Bobby, a 100 kg football player has a fever of 29 degrees C. What mass of water must evaporate from his body to cool him to 27 degrees C?
To calculate the mass of water that needs to evaporate from Bobby's body to cool him down, we need to use the specific heat formula:
q = m * c * ΔT
Where:
q = heat transferred
m = mass of the substance (water)
c = specific heat capacity of the substance (water)
ΔT = change in temperature
First, we need to calculate the heat transferred when cooling Bobby from 29°C to 27°C. To do this, we need the specific heat capacity of water, which is approximately 4.18 J/g°C.
ΔT = final temperature - initial temperature
= 27°C - 29°C
= -2°C
Now we can calculate the heat transferred using the formula:
q = m * c * ΔT
Since we want to know the mass of water that needs to evaporate, we can rearrange the formula as follows:
m = q / (c * ΔT)
Substituting the values:
q = m * c * ΔT
m = q / (c * ΔT)
m = q / (4.18 J/g°C * -2°C)
Note: I converted the mass from kg to grams to maintain consistent units.
To make this calculation, we need the heat transferred (q).
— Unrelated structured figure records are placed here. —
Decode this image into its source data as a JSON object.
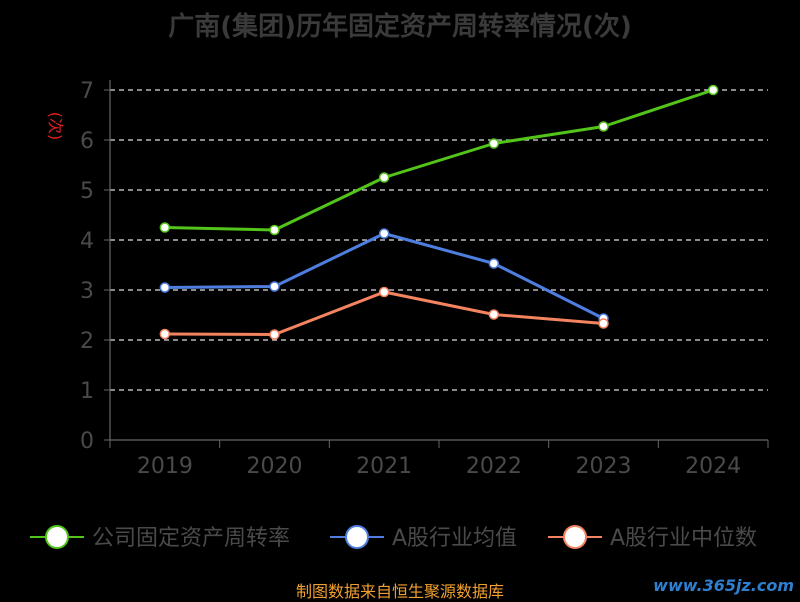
{
  "chart_data": {
    "type": "line",
    "title": "广南(集团)历年固定资产周转率情况(次)",
    "ylabel": "(次)",
    "categories": [
      "2019",
      "2020",
      "2021",
      "2022",
      "2023",
      "2024"
    ],
    "ylim": [
      0,
      7
    ],
    "yticks": [
      "0",
      "1",
      "2",
      "3",
      "4",
      "5",
      "6",
      "7"
    ],
    "grid": true,
    "legend_position": "bottom",
    "series": [
      {
        "name": "公司固定资产周转率",
        "color": "#52c41a",
        "values": [
          4.25,
          4.2,
          5.25,
          5.93,
          6.27,
          7.0
        ]
      },
      {
        "name": "A股行业均值",
        "color": "#4e7fe0",
        "values": [
          3.05,
          3.07,
          4.13,
          3.53,
          2.43,
          null
        ]
      },
      {
        "name": "A股行业中位数",
        "color": "#f4845f",
        "values": [
          2.12,
          2.11,
          2.96,
          2.51,
          2.33,
          null
        ]
      }
    ]
  },
  "footer": {
    "source": "制图数据来自恒生聚源数据库",
    "watermark": "www.365jz.com"
  }
}
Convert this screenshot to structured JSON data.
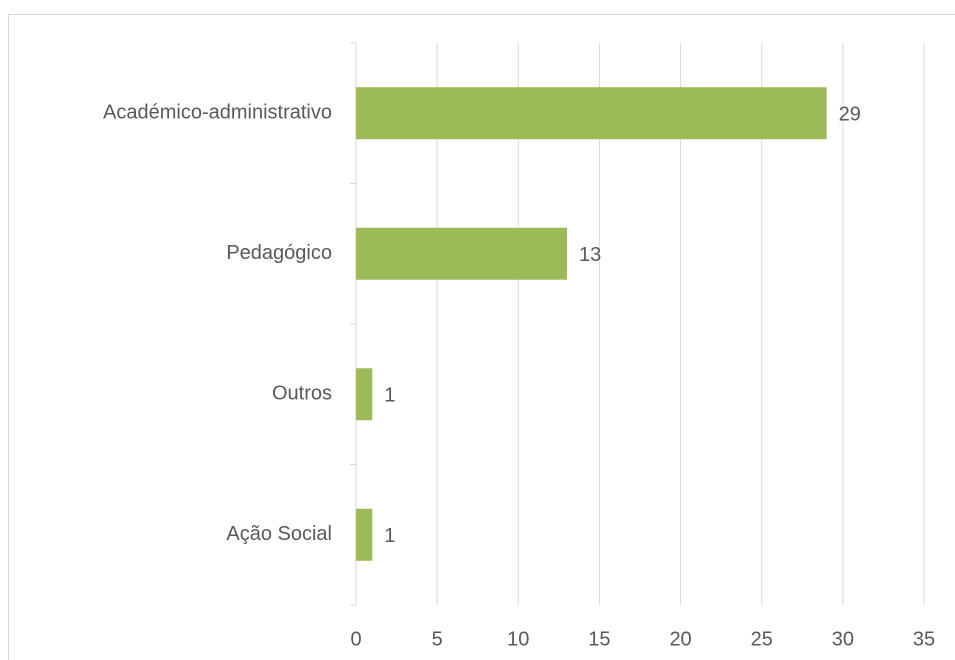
{
  "chart_data": {
    "type": "bar",
    "orientation": "horizontal",
    "categories": [
      "Académico-administrativo",
      "Pedagógico",
      "Outros",
      "Ação Social"
    ],
    "values": [
      29,
      13,
      1,
      1
    ],
    "color": "#9bbb59",
    "xlim": [
      0,
      35
    ],
    "xticks": [
      0,
      5,
      10,
      15,
      20,
      25,
      30,
      35
    ],
    "grid": true
  }
}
However, the specific heat capacity of the human body varies, so we cannot directly calculate "q" without more information or making assumptions. The calculation also assumes that the heat required to evaporate the water comes solely from Bobby's body.
If you have additional information or assumptions, please provide them, and we can proceed with a more accurate calculation.